Sadie, who was brought up in a hippie lifestyle at Botton Village, Danby, near Whitby, is used to a life of change and movement, so she takes the alteration of her Galtres spot in her stride.

"I'm playing on Sunday night now as they've switched me, and it's a much better slot," says Sadie, who will be staying with friends in York, where she last visited to play a House Concert on June 21.

She is on the move in her domestic life in London too, re-locating this summer with her daughter Thalia – named after the muse of idyllic poetry and comedy – to Stoke Newington.

The London life as a working mother is flavouring her new album, whose recordings began in the "very magical" Abbey Road Studio 2 before Sadie was on her travels again. "I took the recordings down to a little studio in an oast house, deep in the Kent countryside where, for the next year or so, I worked on and off with my good friend and producer John McBurnie," she says.

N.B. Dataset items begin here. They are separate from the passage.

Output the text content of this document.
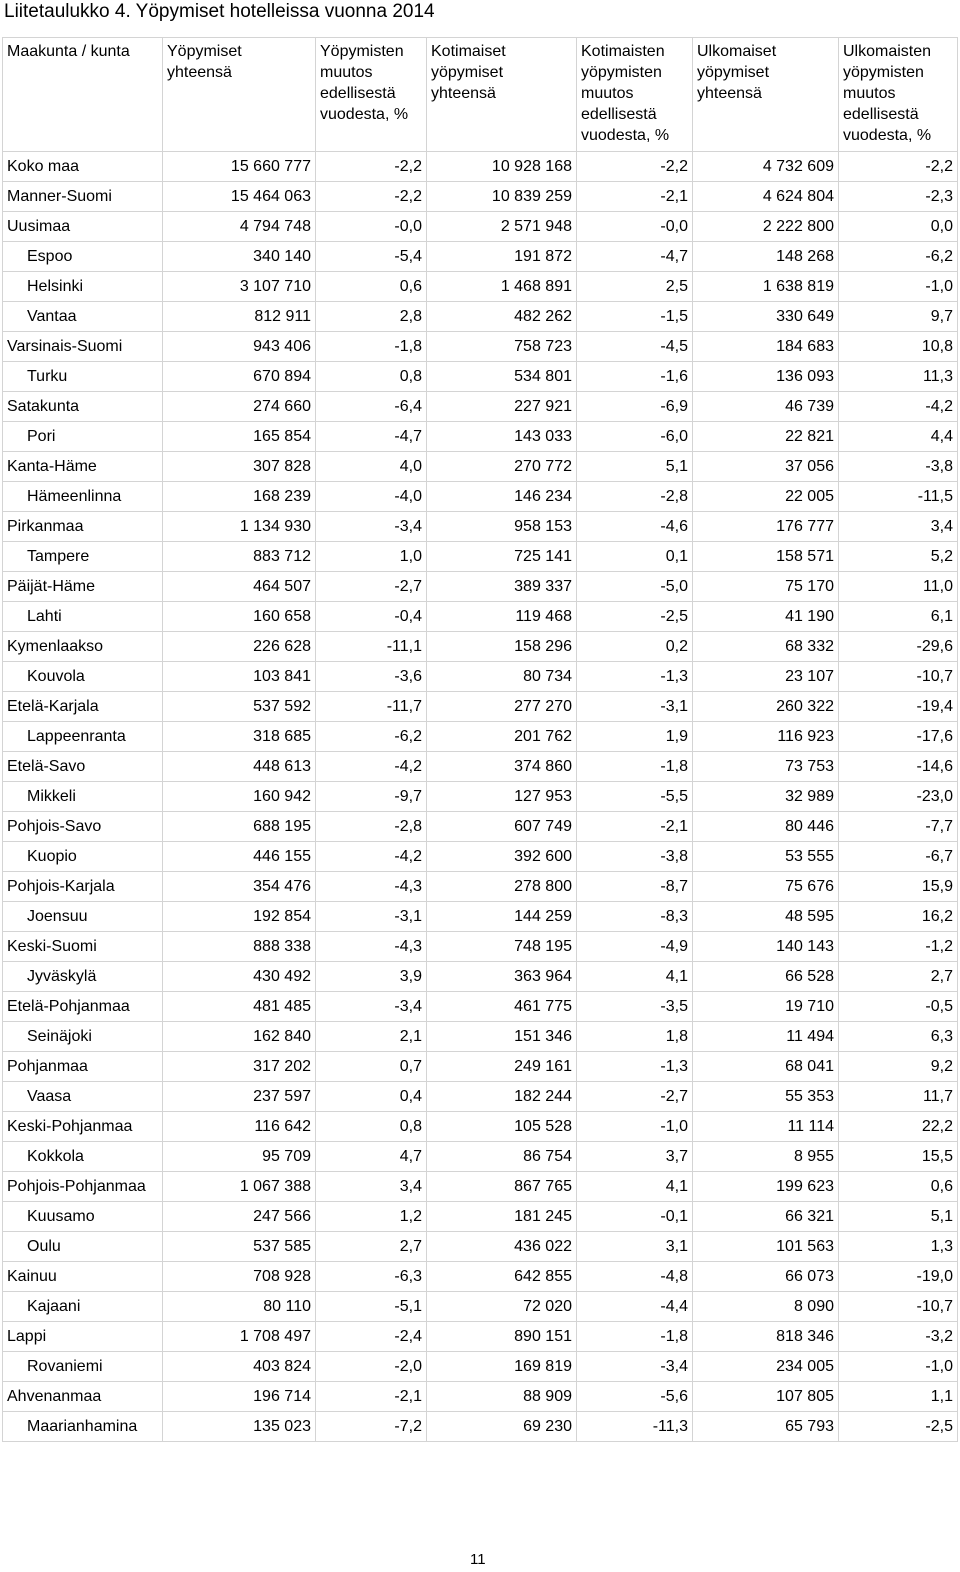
Liitetaulukko 4. Yöpymiset hotelleissa vuonna 2014
Maakunta / kunta	Yöpymiset yhteensä	Yöpymisten muutos edellisestä vuodesta, %	Kotimaiset yöpymiset yhteensä	Kotimaisten yöpymisten muutos edellisestä vuodesta, %	Ulkomaiset yöpymiset yhteensä	Ulkomaisten yöpymisten muutos edellisestä vuodesta, %
Koko maa	15 660 777	-2,2	10 928 168	-2,2	4 732 609	-2,2
Manner-Suomi	15 464 063	-2,2	10 839 259	-2,1	4 624 804	-2,3
Uusimaa	4 794 748	-0,0	2 571 948	-0,0	2 222 800	0,0
Espoo	340 140	-5,4	191 872	-4,7	148 268	-6,2
Helsinki	3 107 710	0,6	1 468 891	2,5	1 638 819	-1,0
Vantaa	812 911	2,8	482 262	-1,5	330 649	9,7
Varsinais-Suomi	943 406	-1,8	758 723	-4,5	184 683	10,8
Turku	670 894	0,8	534 801	-1,6	136 093	11,3
Satakunta	274 660	-6,4	227 921	-6,9	46 739	-4,2
Pori	165 854	-4,7	143 033	-6,0	22 821	4,4
Kanta-Häme	307 828	4,0	270 772	5,1	37 056	-3,8
Hämeenlinna	168 239	-4,0	146 234	-2,8	22 005	-11,5
Pirkanmaa	1 134 930	-3,4	958 153	-4,6	176 777	3,4
Tampere	883 712	1,0	725 141	0,1	158 571	5,2
Päijät-Häme	464 507	-2,7	389 337	-5,0	75 170	11,0
Lahti	160 658	-0,4	119 468	-2,5	41 190	6,1
Kymenlaakso	226 628	-11,1	158 296	0,2	68 332	-29,6
Kouvola	103 841	-3,6	80 734	-1,3	23 107	-10,7
Etelä-Karjala	537 592	-11,7	277 270	-3,1	260 322	-19,4
Lappeenranta	318 685	-6,2	201 762	1,9	116 923	-17,6
Etelä-Savo	448 613	-4,2	374 860	-1,8	73 753	-14,6
Mikkeli	160 942	-9,7	127 953	-5,5	32 989	-23,0
Pohjois-Savo	688 195	-2,8	607 749	-2,1	80 446	-7,7
Kuopio	446 155	-4,2	392 600	-3,8	53 555	-6,7
Pohjois-Karjala	354 476	-4,3	278 800	-8,7	75 676	15,9
Joensuu	192 854	-3,1	144 259	-8,3	48 595	16,2
Keski-Suomi	888 338	-4,3	748 195	-4,9	140 143	-1,2
Jyväskylä	430 492	3,9	363 964	4,1	66 528	2,7
Etelä-Pohjanmaa	481 485	-3,4	461 775	-3,5	19 710	-0,5
Seinäjoki	162 840	2,1	151 346	1,8	11 494	6,3
Pohjanmaa	317 202	0,7	249 161	-1,3	68 041	9,2
Vaasa	237 597	0,4	182 244	-2,7	55 353	11,7
Keski-Pohjanmaa	116 642	0,8	105 528	-1,0	11 114	22,2
Kokkola	95 709	4,7	86 754	3,7	8 955	15,5
Pohjois-Pohjanmaa	1 067 388	3,4	867 765	4,1	199 623	0,6
Kuusamo	247 566	1,2	181 245	-0,1	66 321	5,1
Oulu	537 585	2,7	436 022	3,1	101 563	1,3
Kainuu	708 928	-6,3	642 855	-4,8	66 073	-19,0
Kajaani	80 110	-5,1	72 020	-4,4	8 090	-10,7
Lappi	1 708 497	-2,4	890 151	-1,8	818 346	-3,2
Rovaniemi	403 824	-2,0	169 819	-3,4	234 005	-1,0
Ahvenanmaa	196 714	-2,1	88 909	-5,6	107 805	1,1
Maarianhamina	135 023	-7,2	69 230	-11,3	65 793	-2,5
11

The album is yet to be given a release date – it may be next February – but already change is afoot. It was to have been called These Days, named after the opening track, but Sadie is having second thoughts.

"I haven't decided yet but it's an album of songs that I've written over the last four or five years, so a lot of them have London references, like London Love Songs and Five Things That I Noticed As I Walked To Camden Square," she says. "So I'm now thinking of changing the title to London Love Songs."

It could be argued that such a title would be too narrow when seeking a wider audience, but these are songs of London with a broader emotional reference.

"It's been an amazing experience, for my daughter, growing up in London, and I've had a juice stall on Camden Market and I've had various other market stalls to keep myself," says Sadie. "They've been rich experiences, with my daughter as this little urchin running around under the stalls."

Thoughts turn to her own childhood days at Botton from the age of 13 to 16. "My mum, who's very free spirited and bohemian, was working there as part of the Camphill Special School for adults with learning difficulties," says Sadie. "I learnt so much from being there. Often children don't like anything that's 'different ' or 'strange', but it was a really valuable experience for me, and to this day, I've done music and drama workshops for people with learning difficulties and I always find it a joy to interact with people.

"Just being out on the moors in my childhood was pretty amazing, and my heart still leaps every time I see the moors."